My period is here: mesyachniye (месячные). This is the samoye uzhasnoye vremya (самое ужасное время), the most terrible time, of the mesyats (месяц), the month. This is a subject about which Alexander Pushkin, that velikiy Russkiy poet (великий руссий поэт), or great Russian poet, who had bakenbardi (бакенбарды), sideburns, and a chlen (член), a penis, would hardly have written about. But sometimes I wonder why he ignored this particular phenomenon, which is often so damp, bloody and smelly in this latitude, when my applicator tips relentlessly downward away from the gushing mess in what can be a seven- to nine day hibernation from warmth and light.

Certainly, this period of mine has been relatively sukho (сухо), dry, and, for the most part, bez strashnikh zapakhov (без страшных запахов), without horrible odors. This is especially welcome during a time when my zadnitsa(zadnitsa), or ass, tends to stew v svoyem soku (в собственном соку), in its own juices, creating a zapakh (запах), an odor, which could kill a nosorog (носорог), a rhinocerous, at a distance of sto metrov (сто метров), 100 meters. The smell is especially discernible when I sit on my stul (стул), chair, causing the pressure from the stul (стул), chair, to expel into the room the smertelno vonyuchiy vozdukh (смертельно вонючий воздух), the deadly stinky air, which has accumulated inside my dzhinsi (джинсы), jeans, over the course of the nedelya (неделя), week, since I last changed my clothes.

The reason, of course, that I don’t change my clothes is that I am chrezvuichaino zhirnaya (чрезвычайно жирная), extremely obese, which makes it hard for me to find pants in my ogromniy razmer (огромный размер), my enormous size, in this this gorod (город), city. So I have to wear odni i te zhe zhinsi (одни и те же), the same pair of jeans, every single dyen (день), day.

It has been more than ten years since anyone has seen what is under those jeans. And yet, sometimes I wonder... Sometimes I wonder what would happen if kakoi-nibud negr (какой-нибудь негр), some anonymous black man, were to stop me in my podyezd (подъезд), my doorway, and demand that I let him inside my apartment. Once inside, he would throw me on my knees, reach for his zipper, and dostanet svoi ogromniy neobrezanniy negritansky chlen (достанет свой огромный необрезанный негритянскй член), whip out his enormous uncircumcised black member. “Sosi, suka,” he’d say. That’s when I would start sucking—kak puilesos (как пылесос), like a vacuum cleaner.

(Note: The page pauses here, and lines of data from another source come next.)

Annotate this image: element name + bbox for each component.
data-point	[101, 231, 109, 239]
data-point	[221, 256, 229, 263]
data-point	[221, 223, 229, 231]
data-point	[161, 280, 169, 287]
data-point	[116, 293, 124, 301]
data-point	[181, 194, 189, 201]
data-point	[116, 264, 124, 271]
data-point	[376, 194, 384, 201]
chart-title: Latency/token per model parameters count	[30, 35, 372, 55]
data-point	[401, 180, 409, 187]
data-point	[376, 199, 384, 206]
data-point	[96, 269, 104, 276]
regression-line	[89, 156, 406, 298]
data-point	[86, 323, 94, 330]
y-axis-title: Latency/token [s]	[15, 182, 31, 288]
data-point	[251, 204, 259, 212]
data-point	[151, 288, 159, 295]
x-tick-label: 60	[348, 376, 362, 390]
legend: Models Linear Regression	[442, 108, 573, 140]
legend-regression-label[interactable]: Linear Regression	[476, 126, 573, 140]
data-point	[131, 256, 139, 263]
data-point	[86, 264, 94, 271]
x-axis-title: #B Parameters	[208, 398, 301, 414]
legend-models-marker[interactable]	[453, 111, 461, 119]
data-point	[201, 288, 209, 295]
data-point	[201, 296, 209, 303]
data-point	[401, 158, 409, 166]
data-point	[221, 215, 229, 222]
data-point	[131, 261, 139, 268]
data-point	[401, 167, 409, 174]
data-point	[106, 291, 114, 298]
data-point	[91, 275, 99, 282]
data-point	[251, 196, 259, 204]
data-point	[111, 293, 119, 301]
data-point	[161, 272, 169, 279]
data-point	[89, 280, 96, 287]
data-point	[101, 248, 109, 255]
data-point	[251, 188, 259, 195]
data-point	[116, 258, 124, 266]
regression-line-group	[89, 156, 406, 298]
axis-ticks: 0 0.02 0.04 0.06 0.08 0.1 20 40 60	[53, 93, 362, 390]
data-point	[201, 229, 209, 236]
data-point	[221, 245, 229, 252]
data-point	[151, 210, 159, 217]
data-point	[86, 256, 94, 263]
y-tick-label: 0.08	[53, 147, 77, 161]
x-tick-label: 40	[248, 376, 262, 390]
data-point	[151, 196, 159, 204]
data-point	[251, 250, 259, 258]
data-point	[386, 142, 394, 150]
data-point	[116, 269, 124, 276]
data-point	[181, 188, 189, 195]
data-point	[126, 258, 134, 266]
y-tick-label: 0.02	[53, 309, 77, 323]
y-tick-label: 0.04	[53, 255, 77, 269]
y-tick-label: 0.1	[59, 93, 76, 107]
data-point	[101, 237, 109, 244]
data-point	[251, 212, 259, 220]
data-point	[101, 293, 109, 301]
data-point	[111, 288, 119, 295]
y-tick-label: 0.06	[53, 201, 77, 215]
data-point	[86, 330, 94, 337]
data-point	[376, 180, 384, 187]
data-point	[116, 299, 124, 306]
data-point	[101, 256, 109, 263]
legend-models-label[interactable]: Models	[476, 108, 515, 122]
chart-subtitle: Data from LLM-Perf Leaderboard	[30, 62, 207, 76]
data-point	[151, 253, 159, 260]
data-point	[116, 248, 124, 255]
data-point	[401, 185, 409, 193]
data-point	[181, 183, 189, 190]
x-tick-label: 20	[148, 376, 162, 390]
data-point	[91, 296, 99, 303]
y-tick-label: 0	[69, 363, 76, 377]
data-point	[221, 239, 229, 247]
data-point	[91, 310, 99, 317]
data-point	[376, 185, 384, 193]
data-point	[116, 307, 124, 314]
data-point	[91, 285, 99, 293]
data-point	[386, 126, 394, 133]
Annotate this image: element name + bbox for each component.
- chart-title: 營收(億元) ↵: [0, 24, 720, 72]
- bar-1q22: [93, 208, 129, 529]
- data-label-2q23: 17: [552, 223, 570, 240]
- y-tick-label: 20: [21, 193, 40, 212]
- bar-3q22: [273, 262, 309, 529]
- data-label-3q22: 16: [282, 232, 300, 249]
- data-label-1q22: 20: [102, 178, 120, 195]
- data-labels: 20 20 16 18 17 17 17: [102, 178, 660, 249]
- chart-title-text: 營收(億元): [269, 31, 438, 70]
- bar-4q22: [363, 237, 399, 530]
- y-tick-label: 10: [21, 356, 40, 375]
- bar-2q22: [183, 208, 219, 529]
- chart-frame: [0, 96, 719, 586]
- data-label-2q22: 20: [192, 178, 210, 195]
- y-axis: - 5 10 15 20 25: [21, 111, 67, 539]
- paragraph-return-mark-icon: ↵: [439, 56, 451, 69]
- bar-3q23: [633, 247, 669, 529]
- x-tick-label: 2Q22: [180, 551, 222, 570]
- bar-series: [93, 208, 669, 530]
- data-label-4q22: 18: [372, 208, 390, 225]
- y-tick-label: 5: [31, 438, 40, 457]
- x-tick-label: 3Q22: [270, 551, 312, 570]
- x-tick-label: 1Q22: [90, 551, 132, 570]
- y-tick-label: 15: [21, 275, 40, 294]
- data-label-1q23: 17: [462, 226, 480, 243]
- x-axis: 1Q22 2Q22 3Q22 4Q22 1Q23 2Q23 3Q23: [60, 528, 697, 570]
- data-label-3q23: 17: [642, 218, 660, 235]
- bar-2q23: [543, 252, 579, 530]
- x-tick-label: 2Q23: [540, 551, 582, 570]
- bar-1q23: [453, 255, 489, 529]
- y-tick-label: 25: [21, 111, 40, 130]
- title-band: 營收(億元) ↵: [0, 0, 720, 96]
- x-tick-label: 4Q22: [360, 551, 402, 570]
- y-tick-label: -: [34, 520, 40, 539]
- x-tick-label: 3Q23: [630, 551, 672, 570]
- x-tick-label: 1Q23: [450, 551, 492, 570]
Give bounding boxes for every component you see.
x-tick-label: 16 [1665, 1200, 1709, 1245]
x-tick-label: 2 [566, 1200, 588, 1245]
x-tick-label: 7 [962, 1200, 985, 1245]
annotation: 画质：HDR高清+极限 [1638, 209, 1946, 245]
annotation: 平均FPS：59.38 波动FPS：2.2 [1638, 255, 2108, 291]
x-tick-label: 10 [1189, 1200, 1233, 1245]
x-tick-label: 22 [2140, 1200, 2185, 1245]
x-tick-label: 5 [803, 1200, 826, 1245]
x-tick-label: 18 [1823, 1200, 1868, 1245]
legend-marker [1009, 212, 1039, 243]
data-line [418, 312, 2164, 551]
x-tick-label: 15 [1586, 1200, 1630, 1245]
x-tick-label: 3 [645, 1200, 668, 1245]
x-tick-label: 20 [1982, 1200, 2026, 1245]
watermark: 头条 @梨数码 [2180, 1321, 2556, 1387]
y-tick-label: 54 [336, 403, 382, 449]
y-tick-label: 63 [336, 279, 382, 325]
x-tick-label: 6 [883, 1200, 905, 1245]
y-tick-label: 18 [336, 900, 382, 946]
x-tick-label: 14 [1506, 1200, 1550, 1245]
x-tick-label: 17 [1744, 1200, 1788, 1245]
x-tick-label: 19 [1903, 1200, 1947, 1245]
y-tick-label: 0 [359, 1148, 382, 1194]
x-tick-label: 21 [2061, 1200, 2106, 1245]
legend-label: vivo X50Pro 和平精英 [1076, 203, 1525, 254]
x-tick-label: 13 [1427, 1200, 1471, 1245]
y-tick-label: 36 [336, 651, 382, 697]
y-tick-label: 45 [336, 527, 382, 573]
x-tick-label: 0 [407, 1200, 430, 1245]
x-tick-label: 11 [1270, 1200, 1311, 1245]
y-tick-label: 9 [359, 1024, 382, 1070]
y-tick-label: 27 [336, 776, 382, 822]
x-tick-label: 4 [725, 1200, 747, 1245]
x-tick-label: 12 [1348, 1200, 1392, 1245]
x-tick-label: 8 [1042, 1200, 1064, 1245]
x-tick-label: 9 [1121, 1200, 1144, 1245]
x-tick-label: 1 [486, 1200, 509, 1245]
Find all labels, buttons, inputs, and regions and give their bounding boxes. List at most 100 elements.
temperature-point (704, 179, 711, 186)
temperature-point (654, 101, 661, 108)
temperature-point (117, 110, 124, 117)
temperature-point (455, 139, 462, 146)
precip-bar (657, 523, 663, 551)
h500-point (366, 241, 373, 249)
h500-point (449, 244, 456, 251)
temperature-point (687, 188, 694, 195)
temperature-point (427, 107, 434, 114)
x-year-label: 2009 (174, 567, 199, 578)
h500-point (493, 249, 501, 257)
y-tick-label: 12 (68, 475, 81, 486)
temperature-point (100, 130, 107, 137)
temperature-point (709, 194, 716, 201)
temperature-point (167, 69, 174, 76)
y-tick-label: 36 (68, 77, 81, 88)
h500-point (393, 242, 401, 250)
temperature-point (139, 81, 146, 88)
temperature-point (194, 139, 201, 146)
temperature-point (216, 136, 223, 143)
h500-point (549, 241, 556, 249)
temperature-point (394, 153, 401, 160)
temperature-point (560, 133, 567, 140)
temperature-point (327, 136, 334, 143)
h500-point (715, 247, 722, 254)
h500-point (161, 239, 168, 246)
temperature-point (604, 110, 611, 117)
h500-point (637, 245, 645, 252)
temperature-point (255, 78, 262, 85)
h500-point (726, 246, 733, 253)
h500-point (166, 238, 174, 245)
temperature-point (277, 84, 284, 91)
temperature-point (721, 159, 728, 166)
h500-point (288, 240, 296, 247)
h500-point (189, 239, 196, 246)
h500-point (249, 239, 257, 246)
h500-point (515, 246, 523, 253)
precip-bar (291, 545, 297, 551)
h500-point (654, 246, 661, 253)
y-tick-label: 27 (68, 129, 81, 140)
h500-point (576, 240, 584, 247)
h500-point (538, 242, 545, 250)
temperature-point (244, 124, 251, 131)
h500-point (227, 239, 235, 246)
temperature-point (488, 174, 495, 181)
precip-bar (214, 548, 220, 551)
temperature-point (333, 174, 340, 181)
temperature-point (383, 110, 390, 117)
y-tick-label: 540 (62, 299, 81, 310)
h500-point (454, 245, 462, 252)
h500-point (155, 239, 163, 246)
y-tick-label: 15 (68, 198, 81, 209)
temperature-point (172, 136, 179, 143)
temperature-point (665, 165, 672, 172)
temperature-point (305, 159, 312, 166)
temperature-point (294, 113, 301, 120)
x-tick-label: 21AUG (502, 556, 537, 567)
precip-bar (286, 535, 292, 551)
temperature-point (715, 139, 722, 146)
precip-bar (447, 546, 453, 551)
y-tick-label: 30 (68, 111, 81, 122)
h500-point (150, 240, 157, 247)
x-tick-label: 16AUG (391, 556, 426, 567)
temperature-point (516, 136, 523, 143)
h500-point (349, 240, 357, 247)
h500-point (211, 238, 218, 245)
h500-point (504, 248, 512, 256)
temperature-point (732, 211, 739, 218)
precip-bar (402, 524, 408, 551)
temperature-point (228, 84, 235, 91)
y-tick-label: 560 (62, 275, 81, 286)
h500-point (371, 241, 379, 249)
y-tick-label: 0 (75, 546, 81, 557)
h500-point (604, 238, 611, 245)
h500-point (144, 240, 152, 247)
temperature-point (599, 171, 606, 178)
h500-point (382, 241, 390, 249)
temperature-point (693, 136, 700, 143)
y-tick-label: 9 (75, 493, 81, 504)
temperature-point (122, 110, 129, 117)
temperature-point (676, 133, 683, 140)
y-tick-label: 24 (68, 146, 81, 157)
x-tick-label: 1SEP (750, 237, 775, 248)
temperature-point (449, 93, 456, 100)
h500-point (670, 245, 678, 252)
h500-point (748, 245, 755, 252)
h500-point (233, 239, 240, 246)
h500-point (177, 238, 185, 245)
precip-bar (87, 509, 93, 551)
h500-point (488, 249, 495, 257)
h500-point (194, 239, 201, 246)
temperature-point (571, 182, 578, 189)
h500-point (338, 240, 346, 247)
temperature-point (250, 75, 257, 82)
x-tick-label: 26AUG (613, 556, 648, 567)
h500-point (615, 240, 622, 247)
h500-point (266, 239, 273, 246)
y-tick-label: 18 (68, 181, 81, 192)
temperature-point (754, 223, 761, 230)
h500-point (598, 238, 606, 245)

Alas, it is not to be. Instead, I have my mesyachniye (месячные), my period. From the vast expanses of my pisda (пизда), or pussy, there flows a substance that strongly resembles tvorog (творог), or cottage cheese. It is tainted red from the krov’ (кровь), or blood, which is also flowing. This results in a situation in which the dary prirody (дары природы), or bounty of nature, can be easily harvested from my prokladka (прокладка), or maxi-pad. Many a forest-trekking mushroom-lover will be on the lookout for the eminently edible belye griby (белые грибы), white mushrooms, while studiously avoiding their poisonous cousins: the pale blednaya poganka (бледная поганка) and the red mukhomor (мухомор) with its telltale white spots.

Now maybe that is why Pushkin loved mushrooms.